This isn't a goat wagon, but may be a new topic for you.
I hope these pictures aren't too large. I should send these smaller,
possibly.
This is me, when I was about age 3, (I think! Could have been about
2.) in front of the home of my grandparents, James DeGraffenreid
Miles Jr. and Emma Arnett Miles, in Navarro county. That would be
about 1941 or 1940, depending on how old I actuall was. This was on
the Miles farm, originally owned by J.D. Miles Jr.'s father, James
DeGraffenreid Miles and his wife, Ellen L. Day Miles. My mother and
her sister, Ellen Carolyn Miles Conitz, and Emma Dee Miles
Livingston, were raised on this farm.
I'm not sure exactly where the farm was located, but I assume it was
in the area of Powell and Kerens. I remember the road going up to
the house, and the house, but don't remember how we got there from
Calvert.
The Miles family moved from there about the time of WWII, and went
to work in the aircraft plant, Consolidated, in Ft. Worth, as part
of the War effort.
My mother, Ellen Carolyn, was, by that time, married and living in
Calvert with her husband, Alfred Conitz. This was the home of his
family.
I clearly remember the day this photo was taken.
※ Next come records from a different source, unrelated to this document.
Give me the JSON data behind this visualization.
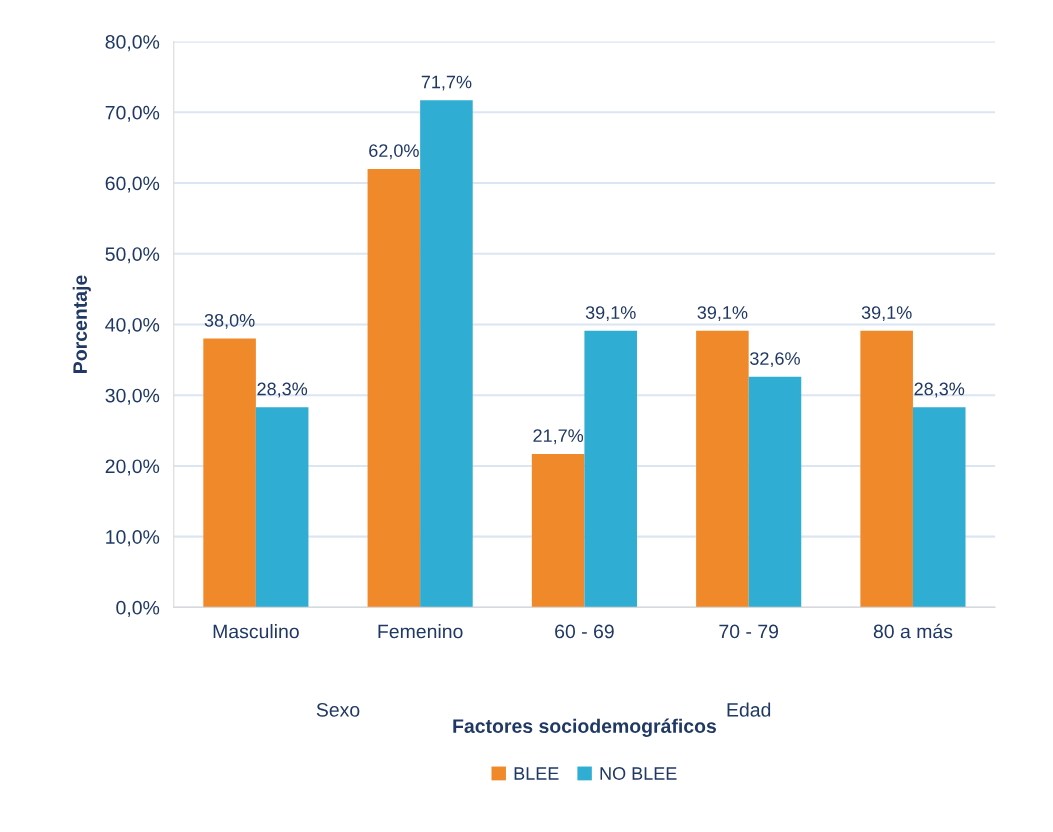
{
  "chart_data": {
    "type": "bar",
    "categories": [
      "Masculino",
      "Femenino",
      "60 - 69",
      "70 - 79",
      "80 a más"
    ],
    "series": [
      {
        "name": "BLEE",
        "color": "#f0892a",
        "values": [
          38.0,
          62.0,
          21.7,
          39.1,
          39.1
        ],
        "value_labels": [
          "38,0%",
          "62,0%",
          "21,7%",
          "39,1%",
          "39,1%"
        ]
      },
      {
        "name": "NO BLEE",
        "color": "#2fadd3",
        "values": [
          28.3,
          71.7,
          39.1,
          32.6,
          28.3
        ],
        "value_labels": [
          "28,3%",
          "71,7%",
          "39,1%",
          "32,6%",
          "28,3%"
        ]
      }
    ],
    "xlabel": "Factores sociodemográficos",
    "ylabel": "Porcentaje",
    "annotations": [
      "Sexo",
      "Edad"
    ],
    "ylim": [
      0,
      80
    ],
    "yticks": [
      {
        "value": 0,
        "label": "0,0%"
      },
      {
        "value": 10,
        "label": "10,0%"
      },
      {
        "value": 20,
        "label": "20,0%"
      },
      {
        "value": 30,
        "label": "30,0%"
      },
      {
        "value": 40,
        "label": "40,0%"
      },
      {
        "value": 50,
        "label": "50,0%"
      },
      {
        "value": 60,
        "label": "60,0%"
      },
      {
        "value": 70,
        "label": "70,0%"
      },
      {
        "value": 80,
        "label": "80,0%"
      }
    ],
    "grid": "y",
    "legend": "bottom"
  }
}
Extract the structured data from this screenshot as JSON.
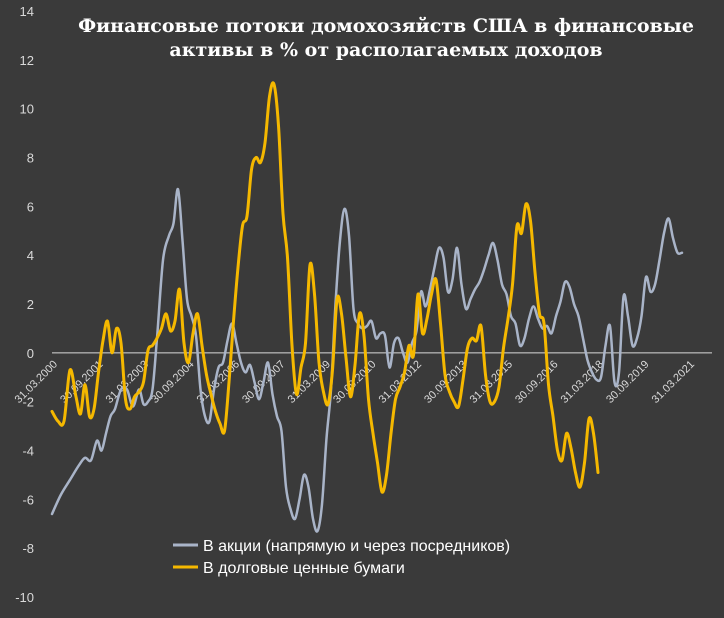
{
  "chart_data": {
    "type": "line",
    "title_lines": [
      "Финансовые потоки домохозяйств США в финансовые",
      "активы в % от располагаемых доходов"
    ],
    "ylim": [
      -10,
      14
    ],
    "yticks": [
      "14",
      "12",
      "10",
      "8",
      "6",
      "4",
      "2",
      "0",
      "-2",
      "-4",
      "-6",
      "-8",
      "-10"
    ],
    "grid": false,
    "legend_position": "bottom-center",
    "x_tick_labels": [
      "31.03.2000",
      "30.09.2001",
      "31.03.2003",
      "30.09.2004",
      "31.03.2006",
      "30.09.2007",
      "31.03.2009",
      "30.09.2010",
      "31.03.2012",
      "30.09.2013",
      "31.03.2015",
      "30.09.2016",
      "31.03.2018",
      "30.09.2019",
      "31.03.2021"
    ],
    "x_range": [
      2000.0,
      2022.0
    ],
    "series": [
      {
        "name": "В акции (напрямую и через посредников)",
        "color": "#a9b4c8",
        "points": [
          [
            2000.0,
            -6.6
          ],
          [
            2000.3,
            -5.8
          ],
          [
            2000.6,
            -5.2
          ],
          [
            2000.9,
            -4.6
          ],
          [
            2001.1,
            -4.3
          ],
          [
            2001.3,
            -4.4
          ],
          [
            2001.5,
            -3.6
          ],
          [
            2001.65,
            -4.0
          ],
          [
            2001.8,
            -3.3
          ],
          [
            2001.95,
            -2.6
          ],
          [
            2002.1,
            -2.3
          ],
          [
            2002.3,
            -1.5
          ],
          [
            2002.5,
            -1.5
          ],
          [
            2002.7,
            -2.2
          ],
          [
            2002.9,
            -1.5
          ],
          [
            2003.05,
            -2.1
          ],
          [
            2003.2,
            -2.0
          ],
          [
            2003.35,
            -1.5
          ],
          [
            2003.5,
            0.6
          ],
          [
            2003.7,
            3.8
          ],
          [
            2003.9,
            4.8
          ],
          [
            2004.05,
            5.3
          ],
          [
            2004.2,
            6.7
          ],
          [
            2004.35,
            4.6
          ],
          [
            2004.5,
            2.2
          ],
          [
            2004.65,
            1.5
          ],
          [
            2004.8,
            0.7
          ],
          [
            2004.95,
            -1.5
          ],
          [
            2005.1,
            -2.6
          ],
          [
            2005.25,
            -2.8
          ],
          [
            2005.4,
            -1.5
          ],
          [
            2005.55,
            -0.6
          ],
          [
            2005.7,
            -0.4
          ],
          [
            2005.85,
            0.5
          ],
          [
            2006.0,
            1.2
          ],
          [
            2006.15,
            0.4
          ],
          [
            2006.3,
            -0.4
          ],
          [
            2006.45,
            -0.8
          ],
          [
            2006.6,
            -0.5
          ],
          [
            2006.75,
            -1.2
          ],
          [
            2006.9,
            -1.9
          ],
          [
            2007.05,
            -1.2
          ],
          [
            2007.2,
            -0.4
          ],
          [
            2007.35,
            -1.7
          ],
          [
            2007.5,
            -2.6
          ],
          [
            2007.65,
            -3.2
          ],
          [
            2007.8,
            -5.5
          ],
          [
            2007.95,
            -6.4
          ],
          [
            2008.1,
            -6.8
          ],
          [
            2008.25,
            -6.0
          ],
          [
            2008.4,
            -5.0
          ],
          [
            2008.55,
            -5.5
          ],
          [
            2008.7,
            -6.8
          ],
          [
            2008.85,
            -7.3
          ],
          [
            2009.0,
            -6.2
          ],
          [
            2009.15,
            -3.5
          ],
          [
            2009.3,
            -1.5
          ],
          [
            2009.45,
            2.0
          ],
          [
            2009.6,
            4.6
          ],
          [
            2009.75,
            5.9
          ],
          [
            2009.9,
            4.8
          ],
          [
            2010.05,
            1.8
          ],
          [
            2010.2,
            1.2
          ],
          [
            2010.35,
            1.0
          ],
          [
            2010.5,
            1.1
          ],
          [
            2010.65,
            1.3
          ],
          [
            2010.8,
            0.6
          ],
          [
            2010.95,
            0.8
          ],
          [
            2011.1,
            0.7
          ],
          [
            2011.25,
            -0.6
          ],
          [
            2011.4,
            0.4
          ],
          [
            2011.55,
            0.6
          ],
          [
            2011.7,
            0.0
          ],
          [
            2011.85,
            -0.4
          ],
          [
            2012.0,
            0.4
          ],
          [
            2012.15,
            0.9
          ],
          [
            2012.3,
            2.5
          ],
          [
            2012.45,
            1.9
          ],
          [
            2012.6,
            2.6
          ],
          [
            2012.75,
            3.5
          ],
          [
            2012.9,
            4.3
          ],
          [
            2013.05,
            3.9
          ],
          [
            2013.2,
            2.5
          ],
          [
            2013.35,
            3.0
          ],
          [
            2013.5,
            4.3
          ],
          [
            2013.65,
            2.8
          ],
          [
            2013.8,
            1.8
          ],
          [
            2013.95,
            2.2
          ],
          [
            2014.1,
            2.6
          ],
          [
            2014.25,
            2.9
          ],
          [
            2014.4,
            3.4
          ],
          [
            2014.55,
            4.0
          ],
          [
            2014.7,
            4.5
          ],
          [
            2014.85,
            3.8
          ],
          [
            2015.0,
            2.8
          ],
          [
            2015.15,
            2.4
          ],
          [
            2015.3,
            1.5
          ],
          [
            2015.45,
            1.2
          ],
          [
            2015.6,
            0.3
          ],
          [
            2015.75,
            0.6
          ],
          [
            2015.9,
            1.4
          ],
          [
            2016.05,
            1.9
          ],
          [
            2016.2,
            1.4
          ],
          [
            2016.35,
            1.0
          ],
          [
            2016.5,
            1.1
          ],
          [
            2016.65,
            0.8
          ],
          [
            2016.8,
            1.5
          ],
          [
            2016.95,
            2.1
          ],
          [
            2017.1,
            2.9
          ],
          [
            2017.25,
            2.7
          ],
          [
            2017.4,
            2.0
          ],
          [
            2017.55,
            1.5
          ],
          [
            2017.7,
            0.6
          ],
          [
            2017.85,
            -0.3
          ],
          [
            2018.0,
            -0.8
          ],
          [
            2018.15,
            -1.1
          ],
          [
            2018.3,
            -1.0
          ],
          [
            2018.45,
            0.3
          ],
          [
            2018.6,
            1.1
          ],
          [
            2018.75,
            -1.2
          ],
          [
            2018.9,
            -0.8
          ],
          [
            2019.05,
            2.3
          ],
          [
            2019.2,
            1.5
          ],
          [
            2019.35,
            0.3
          ],
          [
            2019.5,
            0.6
          ],
          [
            2019.65,
            1.5
          ],
          [
            2019.8,
            3.1
          ],
          [
            2019.95,
            2.5
          ],
          [
            2020.1,
            2.8
          ],
          [
            2020.25,
            3.8
          ],
          [
            2020.4,
            4.9
          ],
          [
            2020.55,
            5.5
          ],
          [
            2020.7,
            4.7
          ],
          [
            2020.85,
            4.1
          ],
          [
            2021.0,
            4.1
          ]
        ]
      },
      {
        "name": "В долговые ценные бумаги",
        "color": "#f5b800",
        "points": [
          [
            2000.0,
            -2.4
          ],
          [
            2000.2,
            -2.8
          ],
          [
            2000.4,
            -2.8
          ],
          [
            2000.6,
            -0.7
          ],
          [
            2000.8,
            -1.8
          ],
          [
            2000.95,
            -2.5
          ],
          [
            2001.1,
            -1.3
          ],
          [
            2001.25,
            -2.6
          ],
          [
            2001.4,
            -2.3
          ],
          [
            2001.55,
            -0.8
          ],
          [
            2001.7,
            0.5
          ],
          [
            2001.85,
            1.3
          ],
          [
            2002.0,
            0.0
          ],
          [
            2002.15,
            1.0
          ],
          [
            2002.3,
            0.4
          ],
          [
            2002.45,
            -1.9
          ],
          [
            2002.6,
            -2.3
          ],
          [
            2002.75,
            -1.8
          ],
          [
            2002.9,
            -1.6
          ],
          [
            2003.05,
            -1.2
          ],
          [
            2003.2,
            0.1
          ],
          [
            2003.35,
            0.3
          ],
          [
            2003.5,
            0.6
          ],
          [
            2003.65,
            1.0
          ],
          [
            2003.8,
            1.6
          ],
          [
            2003.95,
            0.9
          ],
          [
            2004.1,
            1.3
          ],
          [
            2004.25,
            2.6
          ],
          [
            2004.4,
            0.4
          ],
          [
            2004.55,
            -0.4
          ],
          [
            2004.7,
            0.8
          ],
          [
            2004.85,
            1.6
          ],
          [
            2005.0,
            0.3
          ],
          [
            2005.15,
            -0.9
          ],
          [
            2005.3,
            -1.7
          ],
          [
            2005.45,
            -2.4
          ],
          [
            2005.6,
            -2.9
          ],
          [
            2005.75,
            -3.2
          ],
          [
            2005.9,
            -1.2
          ],
          [
            2006.05,
            1.3
          ],
          [
            2006.2,
            3.5
          ],
          [
            2006.35,
            5.2
          ],
          [
            2006.5,
            5.6
          ],
          [
            2006.65,
            7.5
          ],
          [
            2006.8,
            8.0
          ],
          [
            2006.95,
            7.8
          ],
          [
            2007.1,
            8.6
          ],
          [
            2007.25,
            10.5
          ],
          [
            2007.4,
            11.0
          ],
          [
            2007.55,
            9.3
          ],
          [
            2007.7,
            5.7
          ],
          [
            2007.85,
            3.9
          ],
          [
            2008.0,
            0.3
          ],
          [
            2008.15,
            -1.7
          ],
          [
            2008.3,
            -0.6
          ],
          [
            2008.45,
            0.4
          ],
          [
            2008.6,
            3.6
          ],
          [
            2008.75,
            2.4
          ],
          [
            2008.9,
            -0.4
          ],
          [
            2009.05,
            -1.6
          ],
          [
            2009.2,
            -2.1
          ],
          [
            2009.35,
            -0.7
          ],
          [
            2009.5,
            2.2
          ],
          [
            2009.65,
            1.6
          ],
          [
            2009.8,
            -0.2
          ],
          [
            2009.95,
            -1.8
          ],
          [
            2010.1,
            -0.5
          ],
          [
            2010.25,
            1.6
          ],
          [
            2010.4,
            0.7
          ],
          [
            2010.55,
            -1.9
          ],
          [
            2010.7,
            -3.3
          ],
          [
            2010.85,
            -4.5
          ],
          [
            2011.0,
            -5.7
          ],
          [
            2011.15,
            -5.0
          ],
          [
            2011.3,
            -3.3
          ],
          [
            2011.45,
            -1.9
          ],
          [
            2011.6,
            -1.4
          ],
          [
            2011.75,
            -0.8
          ],
          [
            2011.9,
            0.3
          ],
          [
            2012.05,
            -0.1
          ],
          [
            2012.2,
            2.4
          ],
          [
            2012.35,
            0.8
          ],
          [
            2012.5,
            1.4
          ],
          [
            2012.65,
            2.4
          ],
          [
            2012.8,
            3.0
          ],
          [
            2012.95,
            1.2
          ],
          [
            2013.1,
            -0.9
          ],
          [
            2013.25,
            -1.6
          ],
          [
            2013.4,
            -2.0
          ],
          [
            2013.55,
            -2.2
          ],
          [
            2013.7,
            -1.1
          ],
          [
            2013.85,
            0.2
          ],
          [
            2014.0,
            0.6
          ],
          [
            2014.15,
            0.5
          ],
          [
            2014.3,
            1.1
          ],
          [
            2014.45,
            -0.9
          ],
          [
            2014.6,
            -2.0
          ],
          [
            2014.75,
            -2.0
          ],
          [
            2014.9,
            -1.4
          ],
          [
            2015.05,
            0.2
          ],
          [
            2015.2,
            1.4
          ],
          [
            2015.35,
            2.8
          ],
          [
            2015.5,
            5.2
          ],
          [
            2015.65,
            4.9
          ],
          [
            2015.8,
            6.1
          ],
          [
            2015.95,
            5.4
          ],
          [
            2016.1,
            3.3
          ],
          [
            2016.25,
            1.6
          ],
          [
            2016.4,
            1.2
          ],
          [
            2016.55,
            -1.3
          ],
          [
            2016.7,
            -2.6
          ],
          [
            2016.85,
            -4.0
          ],
          [
            2017.0,
            -4.4
          ],
          [
            2017.15,
            -3.3
          ],
          [
            2017.3,
            -3.9
          ],
          [
            2017.45,
            -4.9
          ],
          [
            2017.6,
            -5.5
          ],
          [
            2017.75,
            -4.5
          ],
          [
            2017.9,
            -2.7
          ],
          [
            2018.05,
            -3.3
          ],
          [
            2018.2,
            -4.9
          ]
        ]
      }
    ]
  }
}
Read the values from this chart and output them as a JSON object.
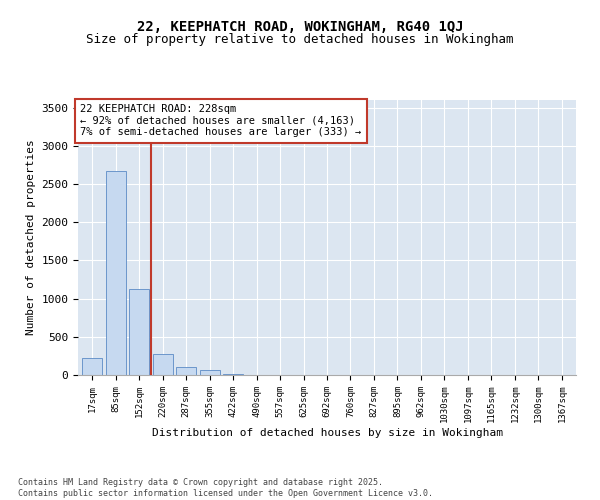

I had gone with my
parents to visit my grandparents on the farm and were getting ready
to go home to Calvert, when a traveling photographer pulled up in
front with a pony. There was much discussion and finally I got to
sit on the pony and have my picture taken. I begged to keep the
pony!
My one remaining aunt, on my father's side of the family, told me
that she thought that the Miles left the farm before I was born, so
I couldn't remember the house and spending time on the farm. But I
have the picture of me on the pony in front of the house. And, I
drew a floorplan of the house, and a diagram of the farm. I even
remember the sticky black mud when it rained.